Megan was on the case the moment Richard reached home that evening and told her about what had transpired when he’d phoned his mother as she had ordered him to do.
‘I hope you discouraged her and warned her not to start dancing attendance on him, like she did on your father,’ she said sharply.
‘I tried to do so but she didn’t want to talk about it.’
‘Really!’ Megan’s tone was caustic. ‘I knew right from the beginning that this Bill Thompson was going to be trouble,’ she went on in an angry voice. ‘He’s a clever old devil! He’s latched on to your mother and wormed his way in, making sure she trusts him and feels sorry for him. Taking her to the pictures indeed! All he is doing that for is so that he gets a good cooked meal at least once a week. In next to no time it will be a cooked meal every day.’
‘I don’t think she would want to go to the pictures every day,’ Richard joked.
Megan gave him a withering look. Her green eyes were like daggers and there wasn’t even the ghost of a smile on her face.
‘You don’t have to be so obtuse, Richard. You know quite well what I’m trying to imply and now look where it’s leading. She spent years nursing your father because of his eye trouble. In the end, he was practically blind and he couldn’t read or see to even sign his name. Is she going to go through all that again?’
‘I don’t know,’ Richard said mildly. ‘As I said, she doesn’t appear to want to talk about it.’
‘Well we are going to talk about it whether she likes doing so or not. I’m going round to see her. She must be warned about the danger of doing things like that. The next thing is he’ll be taking to his bed and expecting your mother to look after him full time.’
‘That’s nonsense,’ Richard argued. ‘He’s having treatment because he is losing his sight. He’s not ill; you don’t take to your bed with AMD.’
‘If I remember rightly your father spent a great deal of his time in bed,’ Megan said acidly.
‘Yes, that’s true, but he had other things wrong with him as well.’
/> ‘Or so he claimed,’ Megan said in a disparaging voice. ‘Anyway, this Bill might have all sorts of other health problems that we know nothing about and he might start to play up about them in order to ensure your mother helps him.’

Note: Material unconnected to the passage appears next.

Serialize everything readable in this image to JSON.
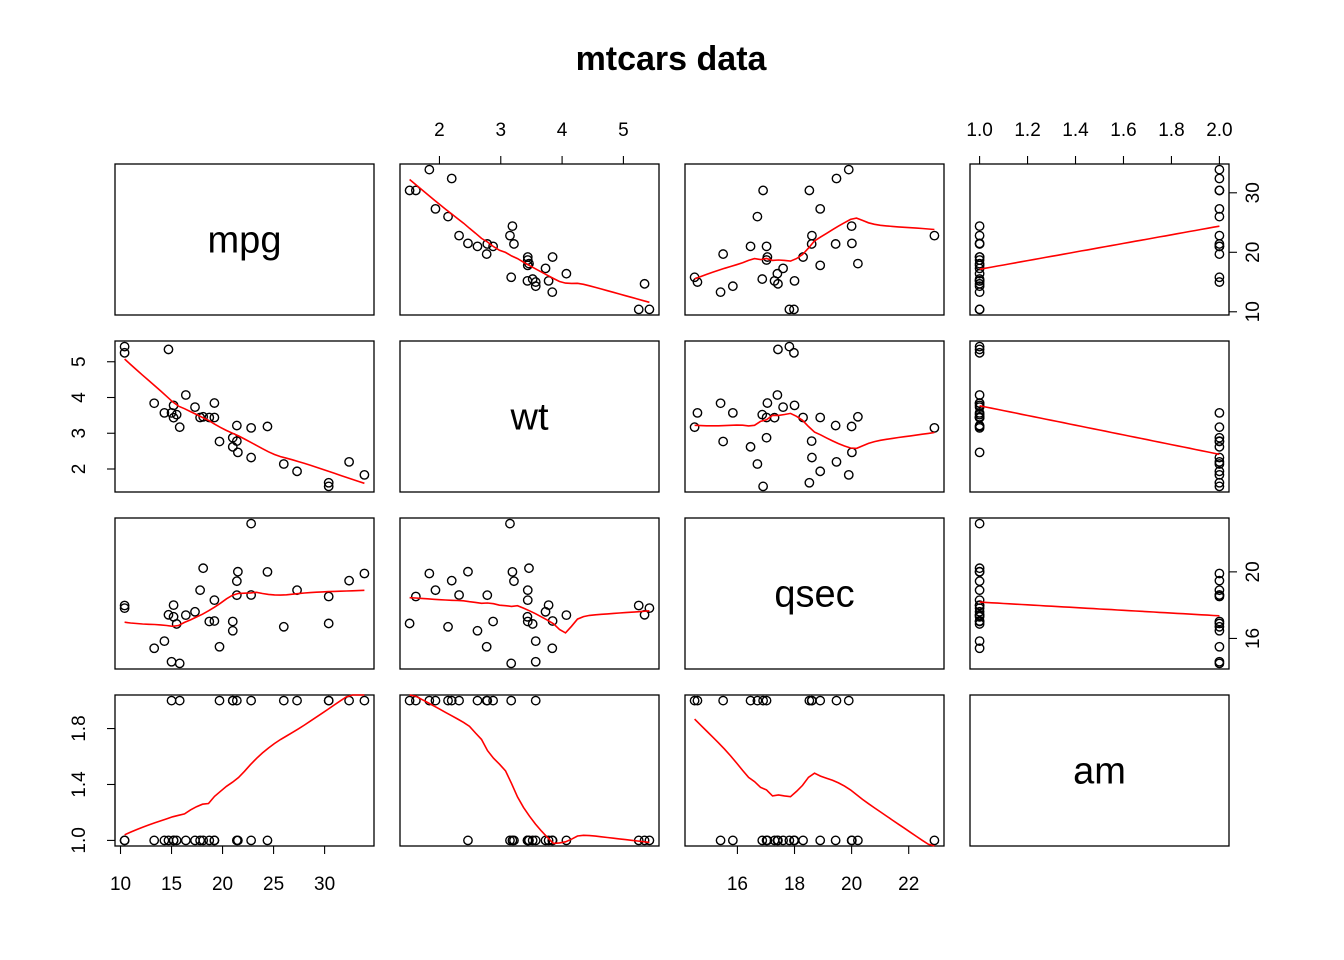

‘Well I did point out to mother that she was rather too old to be acting as a nurse,’ Richard responded lamely.
‘Yes, and I bet she laughed at you.’
‘No, she didn’t do that but as I’ve already told you she did make it quite clear that it was none of my business and refused to discuss it.’

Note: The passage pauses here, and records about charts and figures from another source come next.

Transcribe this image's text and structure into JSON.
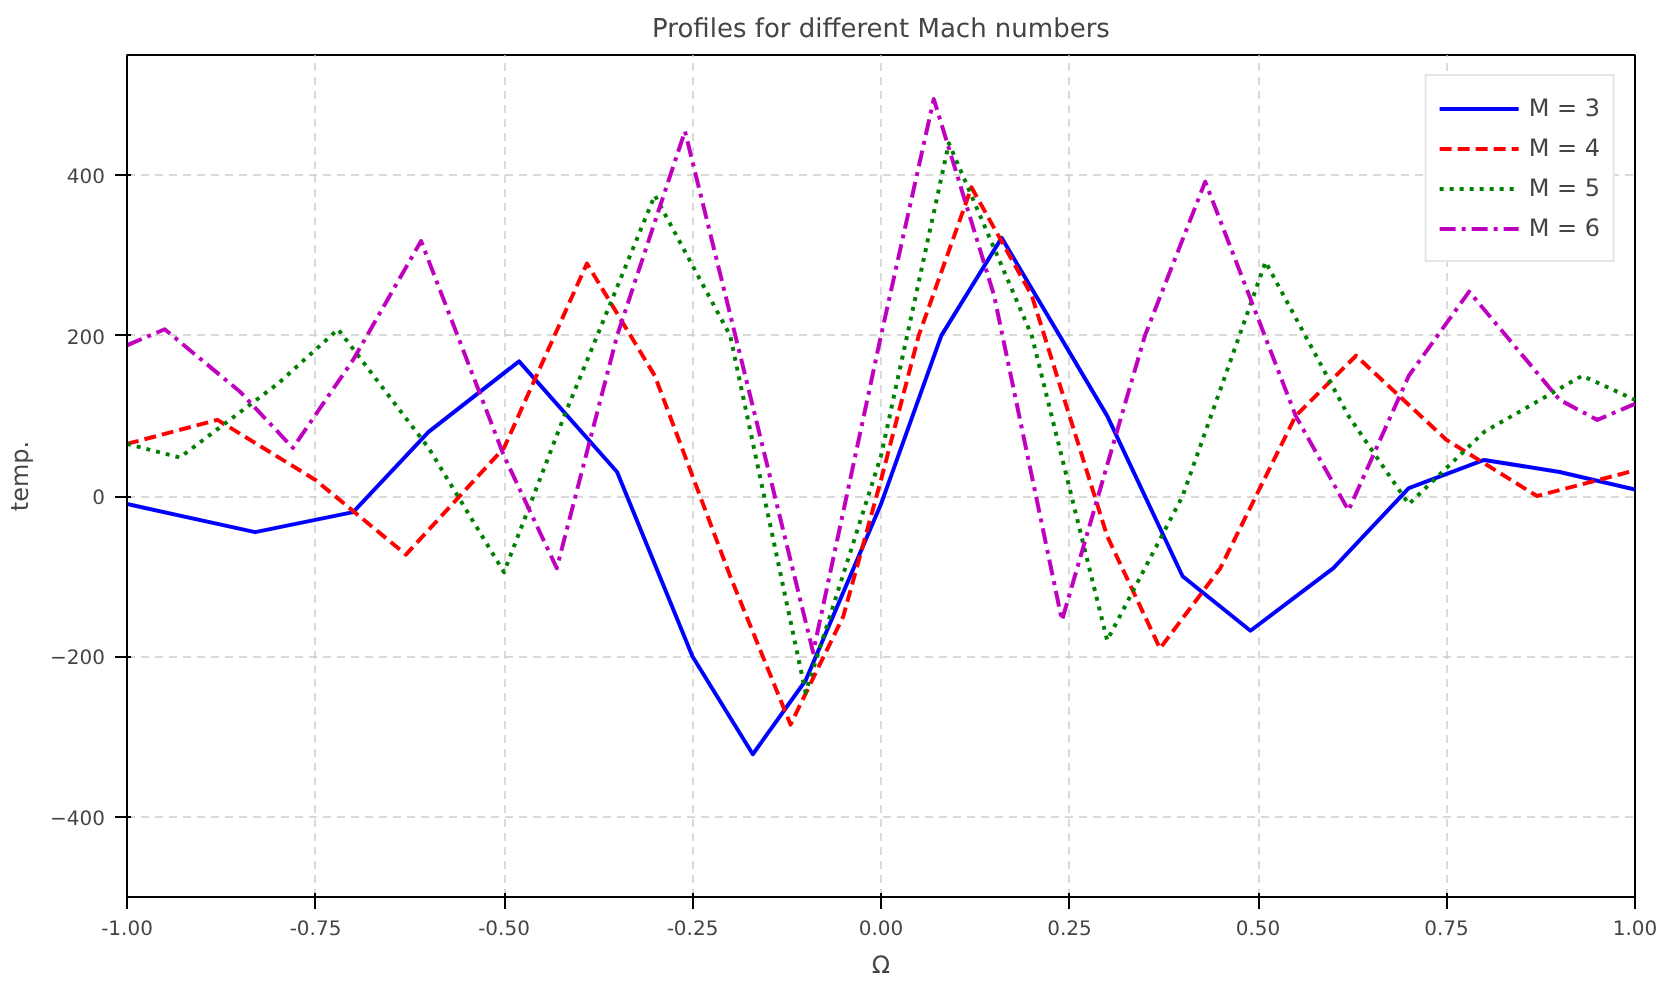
{
  "chart_data": {
    "type": "line",
    "title": "Profiles for different Mach numbers",
    "xlabel": "Ω",
    "ylabel": "temp.",
    "xlim": [
      -1,
      1
    ],
    "ylim": [
      -500,
      550
    ],
    "xticks": [
      {
        "value": -1,
        "label": "-1.00"
      },
      {
        "value": -0.75,
        "label": "-0.75"
      },
      {
        "value": -0.5,
        "label": "-0.50"
      },
      {
        "value": -0.25,
        "label": "-0.25"
      },
      {
        "value": 0,
        "label": "0.00"
      },
      {
        "value": 0.25,
        "label": "0.25"
      },
      {
        "value": 0.5,
        "label": "0.50"
      },
      {
        "value": 0.75,
        "label": "0.75"
      },
      {
        "value": 1,
        "label": "1.00"
      }
    ],
    "yticks": [
      -400,
      -200,
      0,
      200,
      400
    ],
    "grid": true,
    "legend": "top right",
    "marker": "none",
    "series": [
      {
        "name": "M = 3",
        "color": "#0000ff",
        "line_style": "solid",
        "x": [
          -1,
          -0.83,
          -0.7,
          -0.6,
          -0.48,
          -0.35,
          -0.25,
          -0.17,
          -0.1,
          0,
          0.08,
          0.16,
          0.3,
          0.4,
          0.49,
          0.6,
          0.7,
          0.8,
          0.9,
          1
        ],
        "values": [
          -10,
          -45,
          -20,
          80,
          168,
          30,
          -200,
          -322,
          -230,
          -10,
          200,
          322,
          100,
          -100,
          -168,
          -90,
          10,
          45,
          30,
          8
        ]
      },
      {
        "name": "M = 4",
        "color": "#ff0000",
        "line_style": "dashed",
        "x": [
          -1,
          -0.88,
          -0.75,
          -0.63,
          -0.5,
          -0.39,
          -0.3,
          -0.2,
          -0.12,
          -0.05,
          0,
          0.05,
          0.12,
          0.2,
          0.3,
          0.37,
          0.45,
          0.55,
          0.63,
          0.75,
          0.87,
          1
        ],
        "values": [
          65,
          95,
          20,
          -73,
          60,
          290,
          150,
          -100,
          -285,
          -150,
          20,
          200,
          385,
          250,
          -50,
          -190,
          -90,
          100,
          175,
          70,
          0,
          32
        ]
      },
      {
        "name": "M = 5",
        "color": "#008000",
        "line_style": "dotted",
        "x": [
          -1,
          -0.93,
          -0.8,
          -0.72,
          -0.6,
          -0.5,
          -0.42,
          -0.3,
          -0.2,
          -0.1,
          0,
          0.09,
          0.2,
          0.3,
          0.4,
          0.51,
          0.62,
          0.7,
          0.8,
          0.93,
          1
        ],
        "values": [
          65,
          48,
          140,
          208,
          60,
          -95,
          100,
          375,
          200,
          -245,
          50,
          440,
          200,
          -180,
          0,
          292,
          100,
          -10,
          80,
          150,
          120
        ]
      },
      {
        "name": "M = 6",
        "color": "#bf00bf",
        "line_style": "dashdot",
        "x": [
          -1,
          -0.95,
          -0.85,
          -0.78,
          -0.7,
          -0.61,
          -0.5,
          -0.43,
          -0.35,
          -0.26,
          -0.18,
          -0.09,
          0,
          0.07,
          0.15,
          0.24,
          0.35,
          0.43,
          0.55,
          0.62,
          0.7,
          0.78,
          0.9,
          0.95,
          1
        ],
        "values": [
          188,
          208,
          130,
          60,
          170,
          318,
          50,
          -90,
          200,
          455,
          150,
          -195,
          200,
          495,
          250,
          -155,
          200,
          392,
          100,
          -18,
          150,
          255,
          120,
          95,
          115
        ]
      }
    ]
  }
}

Megan said no more but there was a strained atmosphere between her and Richard for the rest of the evening.
Next morning, Megan wasted no time in confronting Mary. Although she had an appointment in London, she made it her business to go and call on Mary first.
‘I’ve heard that you’ve been taking this Bill chap to the hospital. Do you think that’s wise?’ she demanded in an aggressive voice the moment Mary opened the door to her. ‘You look absolutely worn out!’ she added as she studied her mother-in-law’s appearance.
Mary felt at a disadvantage as she saw how perfectly made up Megan was, her hair immaculate as if newly set and her sharply fashionable outfit. Megan was elegant from the tip of her high-heeled shoes, to the glittering earrings that matched perfectly; and with the silver and diamante necklet at the neck of her emerald green dress, she looked bandbox glamorous. Mary mentally compared them with the shabby skirt and blouse that she was wearing. Normally she kept these for doing her chores in. She had simply combed her hair so that it was tidy but not styled in any way and she wasn’t even wearing any lipstick.
‘Wise? I don’t know about being wise, it’s simply something one does for friends,’ she defended.
‘For family, perhaps, but not for complete strangers, not unless you are hired as a carer or as a nurse and expected to take him to hospital as part of your duties.’
‘Wouldn’t you do it for your friends?’ Mary asked mildly.
‘No, of course not! None of them would expect it,’ Megan said dismissively.
‘So they wouldn’t do it for you either,’ Mary commented dryly.